Никто не пошевельнулся. Мать роженицы преграждала ему путь к кровати. Женщины выстроились полукругом, оттесняя его к двери, где с каменным лицом застыл Пьетро. Мейер резко повернулся к нему.
– Ну, Пьетро! Ты хочешь ребенка? Хочешь, чтобы твоя жена осталась живой? Тогда, ради бога, послушай меня. Если я немедленно не начну операцию, она умрет, а вместе с ней и ребенок. Ты знаешь, что в моих силах спасти ее. Тебе скажут об этом человек двадцать в этой деревне. Но тебе не известно, на что способен Джакомо Нероне, даже если он и святой… в чем я очень сомневаюсь.
Пьетро Росси упрямо покачал головой.
– Негоже вспарывать живот женщине, как какой-то овце. Кроме того, Нероне необычный святой. Это наш святой. Он жил среди нас. Он – наш хранитель. Вам лучше уйти, доктор.
– Если я уйду, твоя жена не переживет ночи.
Его взгляд разбился о непроницаемое лицо крестьянина.
«Как мало я о них знаю, – в отчаянии подумал Мейер. – Как мне бороться с их невежеством?»
Пожав плечами, он подхватил саквояж с инструментами и направился к двери. На пороге остановился и еще раз обратился к Пьетро:
– Позовите отца Ансельмо. Она может умереть с часу на час.
Мать роженицы презрительно плюнула на пол, повернулась к кровати и, бормоча молитвы, вновь завозила красной тряпицей по животу дочери. Женщины молча смотрели на доктора. Ему не оставалось ничего другого, как уйти. Шагая по вымощенной булыжником улице, он чувствовал, как взгляды мужчин, словно ножи, впиваются ему в спину. Вот тогда он решил напиться.
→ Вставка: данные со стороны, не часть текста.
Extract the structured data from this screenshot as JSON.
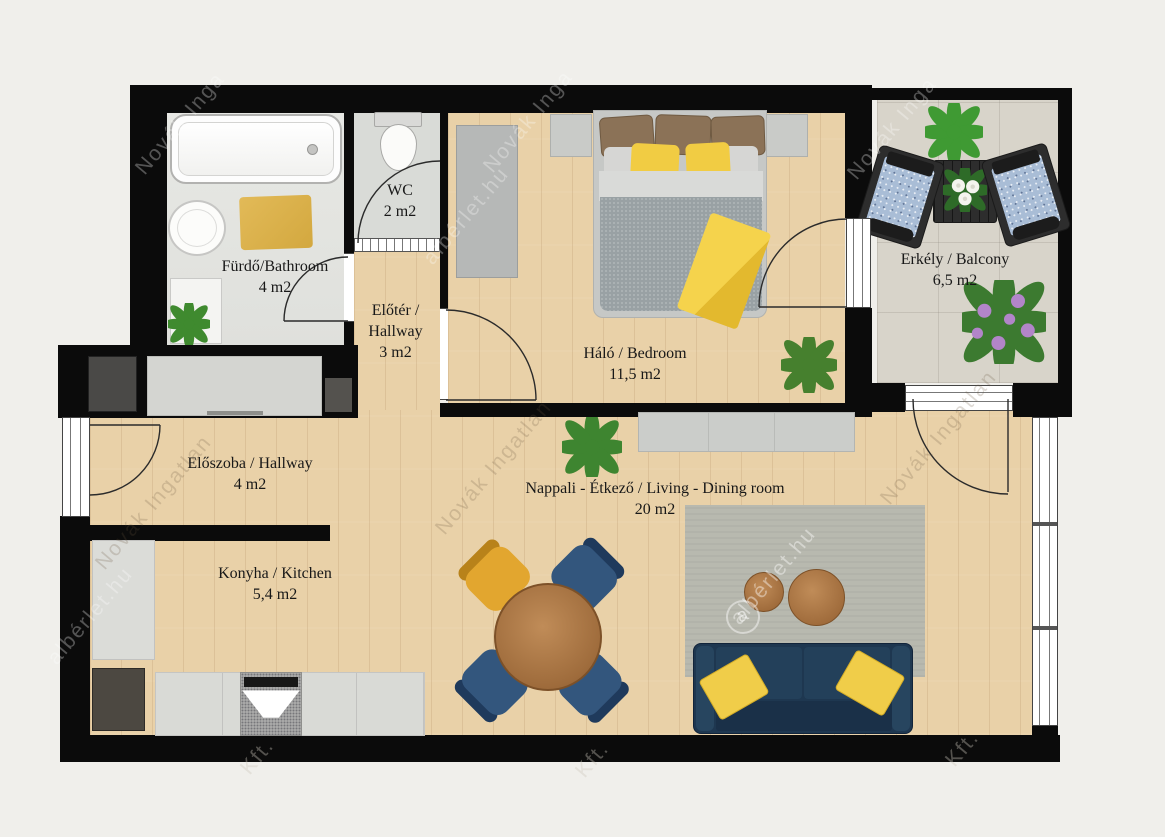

Для Альдо Мейера, давнего либерала, верящего в светлое будущее, решение это являлось признанием полного своего поражения. Желание помогать этим людям окончательно угасло. Они ничем не отличались от ненасытных коршунов. Они могли выклевать ему сердце и бросить тело в придорожную канаву. Он страдал за них, сражался за них, жил с ними, пытался хоть чему-то их научить, они же брали все и ничуть не менялись. Они насмехались над знанием, но, будто дети, жадно тянулись к легендам и суевериям.
Только церковь могла управлять ими, хотя и мучила их демонами, навязывала святых, обхаживала плачущими мадоннами с толстыми младенцами. Она грабила их дочиста ради нового подсвечника, но не могла или не хотела открыть для них пункт противотифозных прививок. Их матери сгорали от туберкулеза, дети ходили с распухшими селезенками из-за повторяющихся приступов малярии, но они продали бы душу дьяволу, лишь бы не глотать таблетки, пусть даже купленные на деньги доктора.
Они жили в лачугах, где порядочный фермер не стал бы держать коров. Они ели оливки, макароны, хлеб, обильно политый растительным маслом, козье мясо по праздникам, если могли позволить себе такую роскошь. На их холмах не росли деревья, и дожди смывали с их полей тонкий слой плодородной почвы. Их вино было слабым, урожаи – ничтожными. Ходили они, волоча ноги, как ходят те, кто мало ест и много работает.